Any critical thinking that fostered artistic creation enthused Paz. Not otherwise. He adored surrealism and dadaism but despised existentialism. “Where is existentialist painting, existentialist poetry, sculpture?” he would ask Sarduy. When Barthes’ Writing Degree Zero was published in 1953, or Mythologies came out soon thereafter, Paz was captivated by his thinking. He dedicated one of his poems to Roman Jakobson, the Russian pioneer of structural linguistics who had a seminal influence on Barthes and Lévi-Strauss. Paz discovered Jakobson through Lévi-Strauss, on whom he wrote a book in 1967 titled Claude Lévi-Strauss o el nuevo festín del Esopo (literally, “Lévi-Strauss or the New Feast of Aesop,” but the English translation is called Claude Lévi-Strauss: An Introduction).
Jakobson had argued that poetry successfully combines and integrates form and function; it turns the poetry of grammar into the grammar of poetry, so to speak. His insights inspired Paz to reflect upon the use of language in poetry and in translation:
Between what I see and what I say,
between what I say and what I keep silent,
between what I keep silent and what I dream,
between what I dream and what I forget:
poetry.
It slips
Between yes and no,
says
what I keep silent,
keeps silent
what I say,
dreams
what I forget.
It is not speech:
it is an act.
It is an act
of speech.4
Paz thus gave poetic form to structuralist thinking about language, speech and writing. A brief poem, “Homage to Claudius Ptolemy,” acknowledges that even as one speaks, one is spoken. It was one of his personal favourites that he recited during his Nobel acceptance speech, a poem written in a dark night in the open field when he realised an unspoken correspondence between stars in the sky and the individual on earth:
I am a man: little do I last
and the night is enormous.
But I look up:
the stars write.
Unknowing I understand:
I too am written,
and at this very moment
someone spells me out.5
Paz continued to explore structuralist ideas in his theory of poetry elaborated in Signos en rotación (“Rotating Signs”) about how poetry searches for “ceaselessly elusive meaning.”

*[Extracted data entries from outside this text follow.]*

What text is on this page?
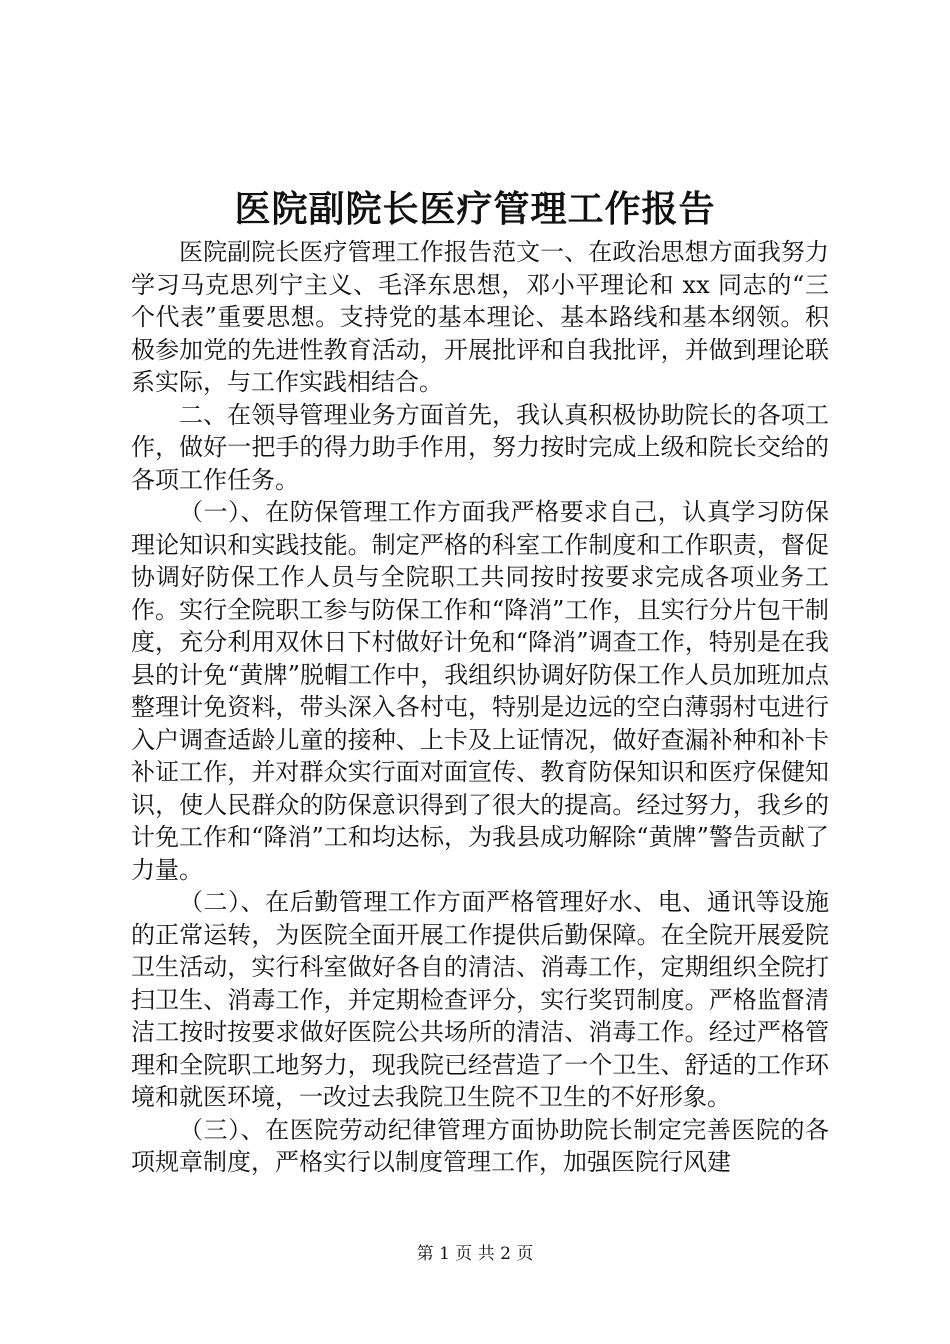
医院副院长医疗管理工作报告

医院副院长医疗管理工作报告范文一、在政治思想方面我努力学习马克思列宁主义、毛泽东思想，邓小平理论和 xx 同志的“三个代表”重要思想。支持党的基本理论、基本路线和基本纲领。积极参加党的先进性教育活动，开展批评和自我批评，并做到理论联系实际，与工作实践相结合。

二、在领导管理业务方面首先，我认真积极协助院长的各项工作，做好一把手的得力助手作用，努力按时完成上级和院长交给的各项工作任务。

（一）、在防保管理工作方面我严格要求自己，认真学习防保理论知识和实践技能。制定严格的科室工作制度和工作职责，督促协调好防保工作人员与全院职工共同按时按要求完成各项业务工作。实行全院职工参与防保工作和“降消”工作，且实行分片包干制度，充分利用双休日下村做好计免和“降消”调查工作，特别是在我县的计免“黄牌”脱帽工作中，我组织协调好防保工作人员加班加点整理计免资料，带头深入各村屯，特别是边远的空白薄弱村屯进行入户调查适龄儿童的接种、上卡及上证情况，做好查漏补种和补卡补证工作，并对群众实行面对面宣传、教育防保知识和医疗保健知识，使人民群众的防保意识得到了很大的提高。经过努力，我乡的计免工作和“降消”工和均达标，为我县成功解除“黄牌”警告贡献了力量。

（二）、在后勤管理工作方面严格管理好水、电、通讯等设施的正常运转，为医院全面开展工作提供后勤保障。在全院开展爱院卫生活动，实行科室做好各自的清洁、消毒工作，定期组织全院打扫卫生、消毒工作，并定期检查评分，实行奖罚制度。严格监督清洁工按时按要求做好医院公共场所的清洁、消毒工作。经过严格管理和全院职工地努力，现我院已经营造了一个卫生、舒适的工作环境和就医环境，一改过去我院卫生院不卫生的不好形象。

（三）、在医院劳动纪律管理方面协助院长制定完善医院的各项规章制度，严格实行以制度管理工作，加强医院行风建

第 1 页 共 2 页
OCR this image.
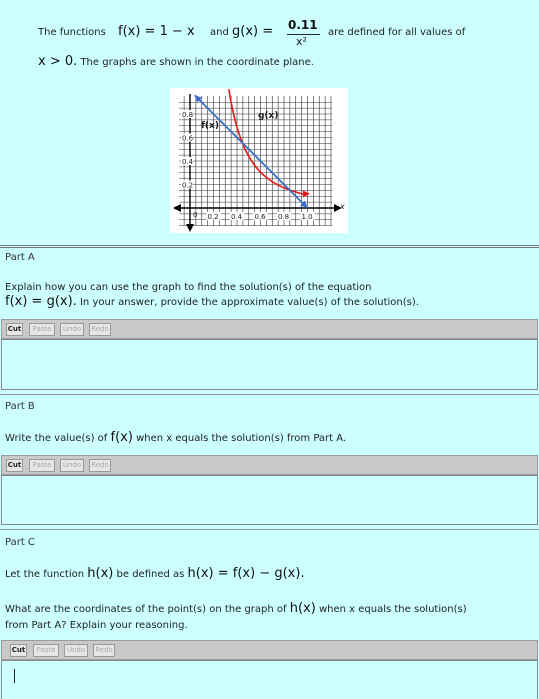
The functions f(x) = 1 − x and g(x) = 0.11
x²
are defined for all values of
x > 0. The graphs are shown in the coordinate plane.
0.8
0.6
0.4
0.2
0.2 0.4 0.6 0.8 1.0
f(x)
g(x)
0
x
Part A
Explain how you can use the graph to find the solution(s) of the equation
f(x) = g(x). In your answer, provide the approximate value(s) of the solution(s).
Cut	Paste	Undo	Redo
Part B
Write the value(s) of f(x) when x equals the solution(s) from Part A.
Cut	Paste	Undo	Redo
Part C
Let the function h(x) be defined as h(x) = f(x) − g(x).
What are the coordinates of the point(s) on the graph of h(x) when x equals the solution(s)
from Part A? Explain your reasoning.
Cut	Paste	Undo	Redo
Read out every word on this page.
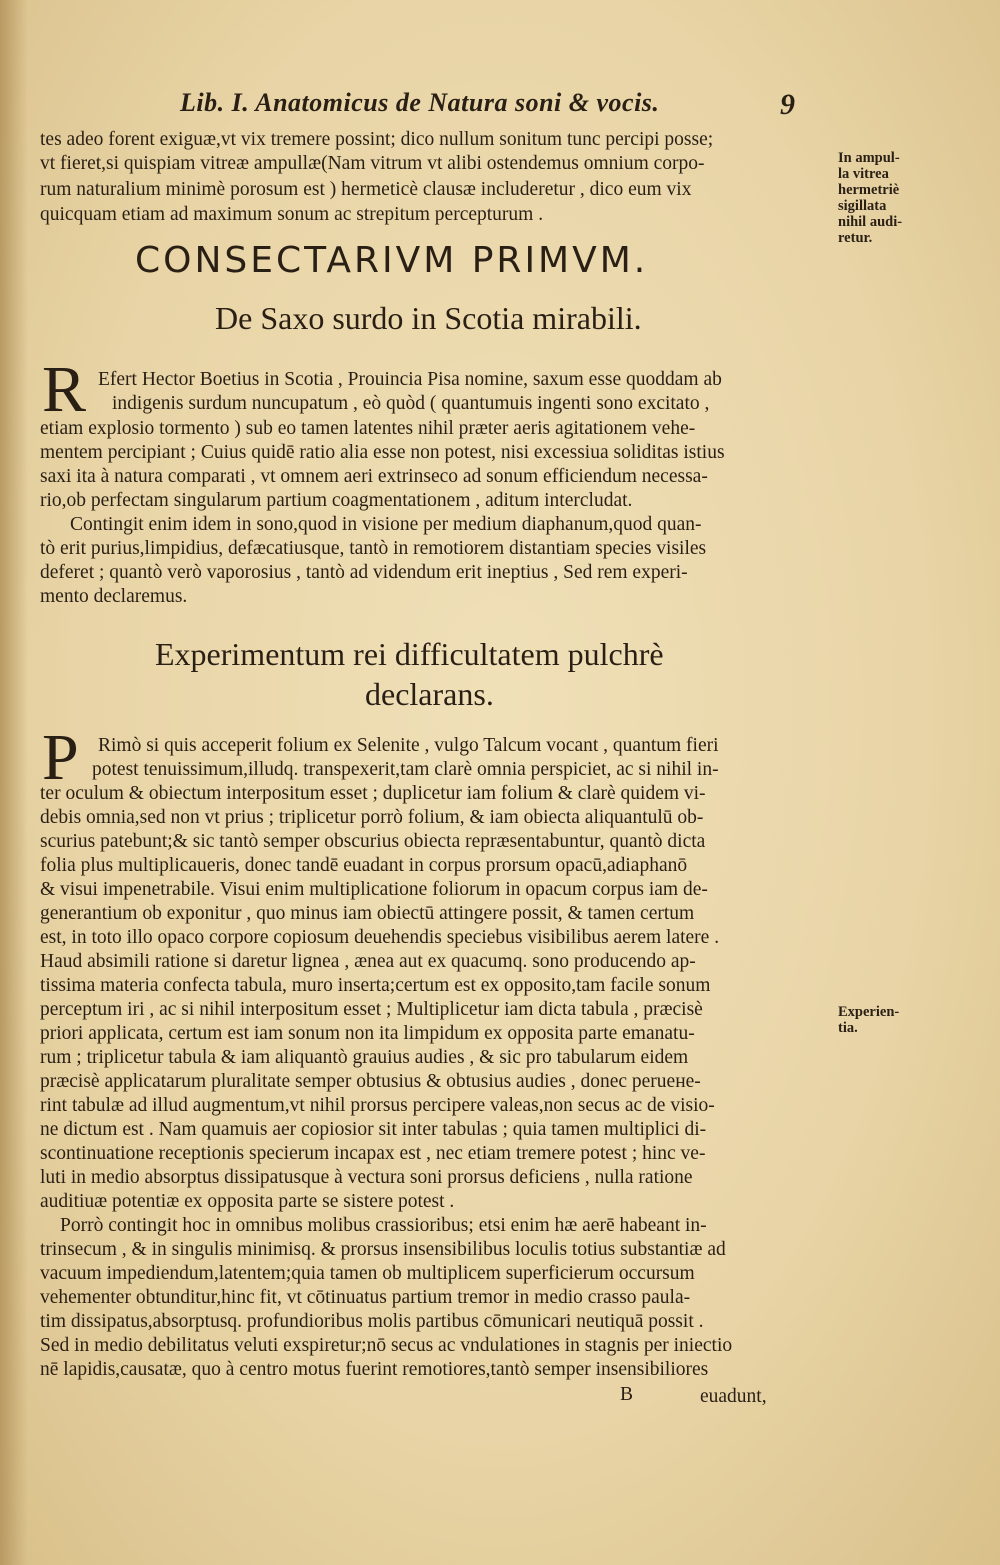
Lib. I. Anatomicus de Natura soni & vocis.	9
tes adeo forent exiguæ,vt vix tremere possint; dico nullum sonitum tunc percipi posse;
vt fieret,si quispiam vitreæ ampullæ(Nam vitrum vt alibi ostendemus omnium corpo-
rum naturalium minimè porosum est ) hermeticè clausæ includeretur , dico eum vix
quicquam etiam ad maximum sonum ac strepitum percepturum .
In ampul-
la vitrea
hermetriè
sigillata
nihil audi-
retur.
CONSECTARIVM PRIMVM.
De Saxo surdo in Scotia mirabili.
R Efert Hector Boetius in Scotia , Prouincia Pisa nomine, saxum esse quoddam ab
indigenis surdum nuncupatum , eò quòd ( quantumuis ingenti sono excitato ,
etiam explosio tormento ) sub eo tamen latentes nihil præter aeris agitationem vehe-
mentem percipiant ; Cuius quidē ratio alia esse non potest, nisi excessiua soliditas istius
saxi ita à natura comparati , vt omnem aeri extrinseco ad sonum efficiendum necessa-
rio,ob perfectam singularum partium coagmentationem , aditum intercludat.
Contingit enim idem in sono,quod in visione per medium diaphanum,quod quan-
tò erit purius,limpidius, defæcatiusque, tantò in remotiorem distantiam species visiles
deferet ; quantò verò vaporosius , tantò ad videndum erit ineptius , Sed rem experi-
mento declaremus.
Experimentum rei difficultatem pulchrè
declarans.
P Rimò si quis acceperit folium ex Selenite , vulgo Talcum vocant , quantum fieri
potest tenuissimum,illudq. transpexerit,tam clarè omnia perspiciet, ac si nihil in-
ter oculum & obiectum interpositum esset ; duplicetur iam folium & clarè quidem vi-
debis omnia,sed non vt prius ; triplicetur porrò folium, & iam obiecta aliquantulū ob-
scurius patebunt;& sic tantò semper obscurius obiecta repræsentabuntur, quantò dicta
folia plus multiplicaueris, donec tandē euadant in corpus prorsum opacū,adiaphanō
& visui impenetrabile. Visui enim multiplicatione foliorum in opacum corpus iam de-
generantium ob exponitur , quo minus iam obiectū attingere possit, & tamen certum
est, in toto illo opaco corpore copiosum deuehendis speciebus visibilibus aerem latere .
Haud absimili ratione si daretur lignea , ænea aut ex quacumq. sono producendo ap-
tissima materia confecta tabula, muro inserta;certum est ex opposito,tam facile sonum
perceptum iri , ac si nihil interpositum esset ; Multiplicetur iam dicta tabula , præcisè
priori applicata, certum est iam sonum non ita limpidum ex opposita parte emanatu-
rum ; triplicetur tabula & iam aliquantò grauius audies , & sic pro tabularum eidem
præcisè applicatarum pluralitate semper obtusius & obtusius audies , donec perueне-
rint tabulæ ad illud augmentum,vt nihil prorsus percipere valeas,non secus ac de visio-
ne dictum est . Nam quamuis aer copiosior sit inter tabulas ; quia tamen multiplici di-
scontinuatione receptionis specierum incapax est , nec etiam tremere potest ; hinc ve-
luti in medio absorptus dissipatusque à vectura soni prorsus deficiens , nulla ratione
auditiuæ potentiæ ex opposita parte se sistere potest .
Porrò contingit hoc in omnibus molibus crassioribus; etsi enim hæ aerē habeant in-
trinsecum , & in singulis minimisq. & prorsus insensibilibus loculis totius substantiæ ad
vacuum impediendum,latentem;quia tamen ob multiplicem superficierum occursum
vehementer obtunditur,hinc fit, vt cōtinuatus partium tremor in medio crasso paula-
tim dissipatus,absorptusq. profundioribus molis partibus cōmunicari neutiquā possit .
Sed in medio debilitatus veluti exspiretur;nō secus ac vndulationes in stagnis per iniectio
nē lapidis,causatæ, quo à centro motus fuerint remotiores,tantò semper insensibiliores
Experien-
tia.
B	euadunt,
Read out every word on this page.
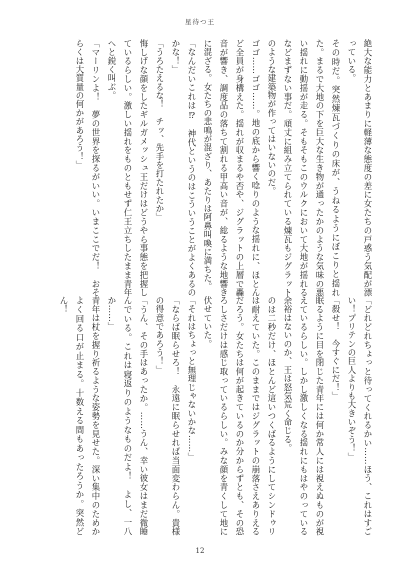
星待つ王

絶大な能力とあまりに軽薄な態度の差に女たちの戸惑う気配が漂っている。

その時だ。突然煉瓦づくりの床が、うねるようにぼこりと揺れた。まるで大地の下を巨大な生き物が通ったかのような気味の悪い揺れに動揺が走る。そもそもこのウルクにおいて大地が揺れるなどまずない事だ。頑丈に組み立てられている煉瓦もジグラットのような建築物が作ってはいないのだ。

ゴゴ……ゴゴ……。地の底から響く唸りのような揺れに、ほとんど全員が身構えた。揺れが収まるや否や、ジグラットの上層で轟音が響き、調度品の落ちて割れる甲高い音が、総るような地響きに混ざる。女たちの悲鳴が混ざり、あたりは阿鼻叫喚に満ちた。

「なんだいこれは⁉　神代というのはこういうことがよくあるのかな！」

「うろたえるな！　チッ、先手を打たれたか」

悔しげな顔をしたギルガメッシュ王だけはどうやら事態を把握しているらしい。激しい揺れをものともせず仁王立ちしたまま青年へと鋭く叫ぶ。

「マーリンよ！　夢の世界を探るがいい。いまここでだ！　おそらくは大質量の何かがあろう！」

「どれどれちょっと待ってくれるかい……ほう、これはすごい！プリテンの巨人よりも大きいぞう！」

「殺せ！　今すぐにだ！」

眠るように目を閉じた青年には何か常人には視えぬものが視えているらしい。しかし激しくなる揺れにもはやのっている余裕はないのか、王は怒気荒く命じる。

のは二秒だけ、ほとんど這いつくばるようにしてシンドゥリは耐えていた。このままではジグラットの崩落さえありえるだろう。女たちは何が起きているのか分からずとも、その恐ろしさだけは感じ取っているらしい。みな顔を青くして地に伏せていた。

「それはちょっと無理じゃないかな……」

「ならば眠らせろ！　永遠に眠らせれば当面変わらん。貴様の得意であろう！」

「うん、その手はあったか。……うん、幸い彼女はまだ微睡んでいる。これは寝返りのようなものだよ！　よし、一八か……」

青年は杖を握り祈るような姿勢を見せた。深い集中のためかよく回る口が止まる。十数える間もあったろうか。突然どん！

12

“Where is the Orient?” Barthes had once asked his friend Severo Sarduy after returning from a trip to Japan. Sarduy in turn posited the same question to Paz. It would be a mistake to believe that the “Orient” is a place far away from us, Paz told him.
The popular interest in Buddhism and other Oriental religions and doctrines betrays the same sense of deprivation and the same appetite. It would be a mistake to believe that we are looking to Buddhism for a truth that is foreign to our tradition: what we are seeking is a confirmation of a truth we already know. The new attitude is not a result of a new knowledge of Eastern doctrines, but a result of our own history. No one ever learns a truth from outside: each person must think it through and experience it for himself.6
Paz thus suggested to Sarduy that the “Orient” was not just out there, but within us. To reach it, the Latin American writer needs to overcome the imposed binary mode of Western thought. The questions he poses underlie the deepest part of our being.

Notes:
1 Guerreo, Gustavo & Xosé Luis García Canido (2008), p. 240.
2 Guibert, Rita (1973). OC, vol. VIII, p. 1056.
3 Palabras del Buda en Sarnath/“Words of the Buddha at Sarnath,” 1991.
4 Gavilla/“Sheaf,” tr. Eliot Weinberger.
5 Hermandad/“Brotherhood,” tr. Eliot Weinberger.
6 Alternating Current: 102, tr. Helen Lane.